To demonstrate her point, Ms. Ryan noted that Pfizer Inc. (PFE) recently cut its dividend by 50% to help fund its purchase of rival drug maker Wyeth.

Faced with the loss of its patent protection for Lipitor, the company's biggest drug, in 2012, Pfizer needed to make an acquisition or else suffer a severe hit to its bottom line. But since the company's price/earnings ratio is so low, the bid for Wyeth could not be funded using stock. Instead, a combination of cash and debt was utilized. And in order to pay the debt back down more quickly, Phizer decided to cut its dividend.

"In 2010, Pfizer’s debt/equity should be about 50%, versus 20% in 2007 [and] the company’s payout ratio has fallen from 48% in 2008 to 35% currently," the analyst wrote.
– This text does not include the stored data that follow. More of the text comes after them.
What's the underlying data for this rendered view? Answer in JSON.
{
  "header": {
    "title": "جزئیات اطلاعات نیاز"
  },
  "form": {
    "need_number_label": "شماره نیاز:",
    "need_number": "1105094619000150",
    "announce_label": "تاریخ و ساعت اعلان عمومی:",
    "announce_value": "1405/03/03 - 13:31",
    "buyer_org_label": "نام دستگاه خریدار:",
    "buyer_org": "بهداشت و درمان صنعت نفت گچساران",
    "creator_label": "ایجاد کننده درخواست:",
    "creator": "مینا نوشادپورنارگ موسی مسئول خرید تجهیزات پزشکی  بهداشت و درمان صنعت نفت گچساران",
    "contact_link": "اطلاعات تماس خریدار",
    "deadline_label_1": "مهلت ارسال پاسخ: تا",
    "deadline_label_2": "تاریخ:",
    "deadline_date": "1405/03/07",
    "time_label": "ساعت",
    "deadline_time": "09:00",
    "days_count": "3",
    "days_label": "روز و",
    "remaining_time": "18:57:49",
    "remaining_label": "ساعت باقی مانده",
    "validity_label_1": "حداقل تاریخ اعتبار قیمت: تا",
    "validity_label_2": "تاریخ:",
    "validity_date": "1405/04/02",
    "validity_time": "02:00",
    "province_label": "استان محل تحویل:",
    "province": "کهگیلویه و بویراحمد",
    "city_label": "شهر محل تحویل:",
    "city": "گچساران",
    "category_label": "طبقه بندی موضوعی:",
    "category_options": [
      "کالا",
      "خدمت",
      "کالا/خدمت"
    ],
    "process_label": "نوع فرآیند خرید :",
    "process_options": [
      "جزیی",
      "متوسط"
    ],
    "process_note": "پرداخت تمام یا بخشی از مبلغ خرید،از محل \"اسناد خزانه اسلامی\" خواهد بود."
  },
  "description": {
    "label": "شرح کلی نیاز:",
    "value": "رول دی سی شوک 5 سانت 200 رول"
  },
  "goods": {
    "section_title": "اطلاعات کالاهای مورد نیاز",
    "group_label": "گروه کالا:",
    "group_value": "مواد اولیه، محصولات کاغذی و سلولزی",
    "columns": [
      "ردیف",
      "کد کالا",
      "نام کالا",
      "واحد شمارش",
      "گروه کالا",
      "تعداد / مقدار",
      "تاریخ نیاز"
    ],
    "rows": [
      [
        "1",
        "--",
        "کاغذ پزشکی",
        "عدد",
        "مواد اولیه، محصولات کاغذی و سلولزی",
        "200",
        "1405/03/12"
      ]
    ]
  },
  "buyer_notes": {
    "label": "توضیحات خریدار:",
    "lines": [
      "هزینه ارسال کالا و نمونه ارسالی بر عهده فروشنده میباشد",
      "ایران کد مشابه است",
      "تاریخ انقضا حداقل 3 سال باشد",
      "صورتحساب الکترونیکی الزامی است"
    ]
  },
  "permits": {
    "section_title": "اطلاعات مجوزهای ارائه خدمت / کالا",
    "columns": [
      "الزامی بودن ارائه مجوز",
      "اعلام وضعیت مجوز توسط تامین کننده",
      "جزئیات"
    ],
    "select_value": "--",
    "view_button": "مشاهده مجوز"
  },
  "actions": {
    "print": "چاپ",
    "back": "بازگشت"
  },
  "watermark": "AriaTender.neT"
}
"We expect therefore that Pfizer could increase its dividend by 15‐25% to as much as $0.80 in December of this year (a quarterly rate of $0.20) to reflect the possibility for 20% EPS growth in 2010, but will remain well below its more recent payout levels."

Like Pfizer, Ms. Ryan said other pharma companies will also see increases to their debt levels, which will ultimately be accompanied by changes in dividend policy. In other words lower overall payout ratios.

"The return of cash to shareholders through dividends will continue to be important, and probably generous, but it is unlikely to be sustained at the historic ratios of the past, and is already moving down," she said.